/Kaggle_EDA

Data visualization and EDA projects for different datasets on Kaggle

Primary LanguageJupyter Notebook

Kaggle_EDA

Here I did a number of data visualization examples on different datasets I found online. Each of them showcases various visualization techniques and plots. Datasets can be found in the links provided below if readers are interested in attempting on any of them.

Santander Customer Transaction Prediction - Kaggle Competition

In this challenge, Santander invites Kagglers to help them identify which customers will make a specific transaction in the future, irrespective of the amount of money transacted. The data provided for this competition has the same structure as the real data they have available to solve this problem.
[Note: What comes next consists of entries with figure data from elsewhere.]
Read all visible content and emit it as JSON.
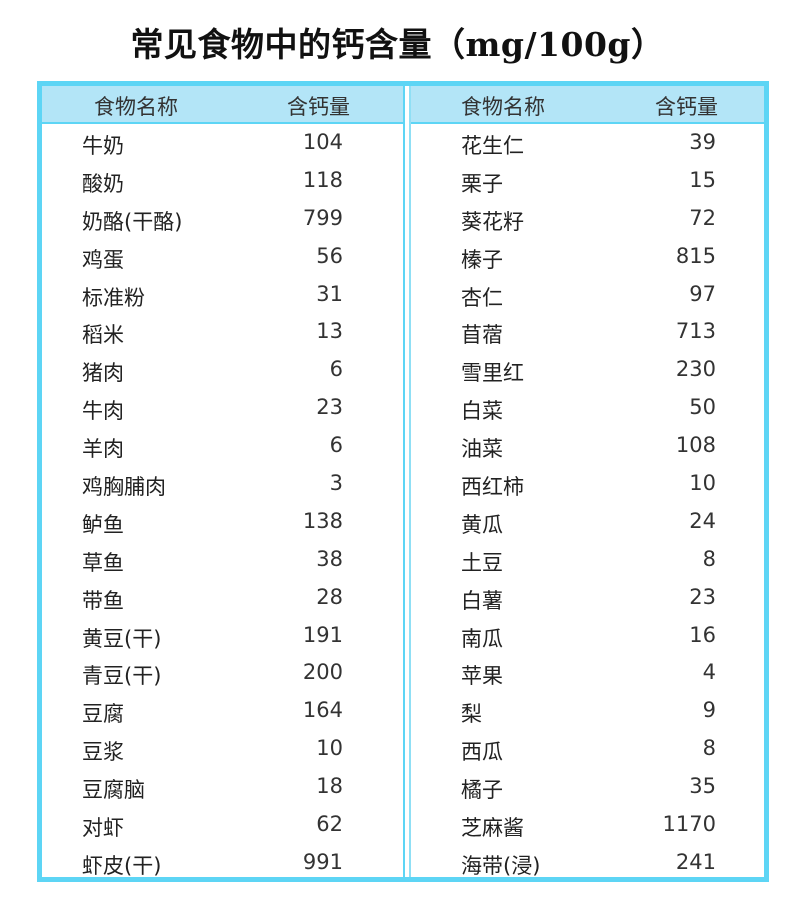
{
  "title": "常见食物中的钙含量（mg/100g）",
  "header": {
    "name": "食物名称",
    "value": "含钙量"
  },
  "colors": {
    "border": "#5dd5f5",
    "header_bg": "#b3e5f7"
  },
  "left": [
    {
      "name": "牛奶",
      "value": "104"
    },
    {
      "name": "酸奶",
      "value": "118"
    },
    {
      "name": "奶酪(干酪)",
      "value": "799"
    },
    {
      "name": "鸡蛋",
      "value": "56"
    },
    {
      "name": "标准粉",
      "value": "31"
    },
    {
      "name": "稻米",
      "value": "13"
    },
    {
      "name": "猪肉",
      "value": "6"
    },
    {
      "name": "牛肉",
      "value": "23"
    },
    {
      "name": "羊肉",
      "value": "6"
    },
    {
      "name": "鸡胸脯肉",
      "value": "3"
    },
    {
      "name": "鲈鱼",
      "value": "138"
    },
    {
      "name": "草鱼",
      "value": "38"
    },
    {
      "name": "带鱼",
      "value": "28"
    },
    {
      "name": "黄豆(干)",
      "value": "191"
    },
    {
      "name": "青豆(干)",
      "value": "200"
    },
    {
      "name": "豆腐",
      "value": "164"
    },
    {
      "name": "豆浆",
      "value": "10"
    },
    {
      "name": "豆腐脑",
      "value": "18"
    },
    {
      "name": "对虾",
      "value": "62"
    },
    {
      "name": "虾皮(干)",
      "value": "991"
    }
  ],
  "right": [
    {
      "name": "花生仁",
      "value": "39"
    },
    {
      "name": "栗子",
      "value": "15"
    },
    {
      "name": "葵花籽",
      "value": "72"
    },
    {
      "name": "榛子",
      "value": "815"
    },
    {
      "name": "杏仁",
      "value": "97"
    },
    {
      "name": "苜蓿",
      "value": "713"
    },
    {
      "name": "雪里红",
      "value": "230"
    },
    {
      "name": "白菜",
      "value": "50"
    },
    {
      "name": "油菜",
      "value": "108"
    },
    {
      "name": "西红柿",
      "value": "10"
    },
    {
      "name": "黄瓜",
      "value": "24"
    },
    {
      "name": "土豆",
      "value": "8"
    },
    {
      "name": "白薯",
      "value": "23"
    },
    {
      "name": "南瓜",
      "value": "16"
    },
    {
      "name": "苹果",
      "value": "4"
    },
    {
      "name": "梨",
      "value": "9"
    },
    {
      "name": "西瓜",
      "value": "8"
    },
    {
      "name": "橘子",
      "value": "35"
    },
    {
      "name": "芝麻酱",
      "value": "1170"
    },
    {
      "name": "海带(浸)",
      "value": "241"
    }
  ]
}
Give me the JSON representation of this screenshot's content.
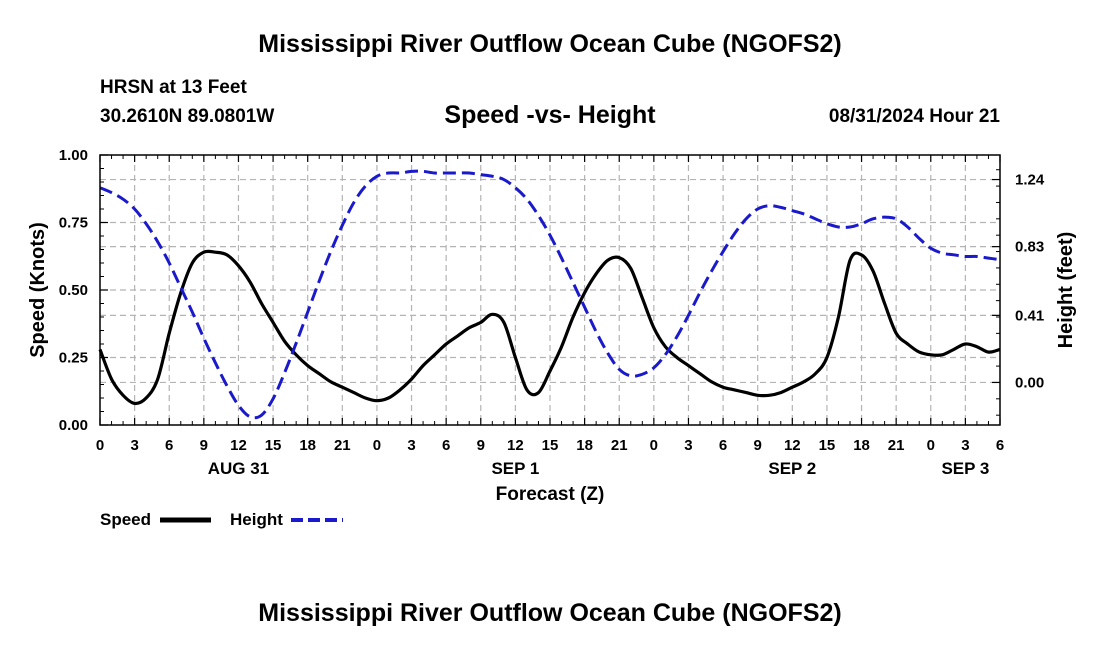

The link to the dataset used is: Santander Kaggle Competition

2018 Kaggle ML & DS Survey

It is Kaggle's second annual Machine Learning and Data Science Survey ― and its first-ever survey data challenge. A survey data EDA provides an overview of the industry on an aggregate scale, but it also leaves us wanting to know more about the many specific communities comprised within the survey.

Therefore, this notebook aims to tell a rich story about a subset of the data science and machine learning community.

The link to the dataset used is: 2018 Kaggle ML and DS Survey

2019 Kaggle ML & DS Survey (Bronze Medal awarded)

It is Kaggle's third annual Machine Learning and Data Science Survey ― and its second survey data challenge. A deep insight of the job selection (big company or small startup) is given based on the users survey. This work has been awarded Bronze medal in the competition.

The link to the dataset used is: 2019 Kaggle ML and DS Survey

Install dependencies

If you want to run all the notebooks in this repository, you could run the code below in your terminal to install all needed packages:

pip install -r requirements.txt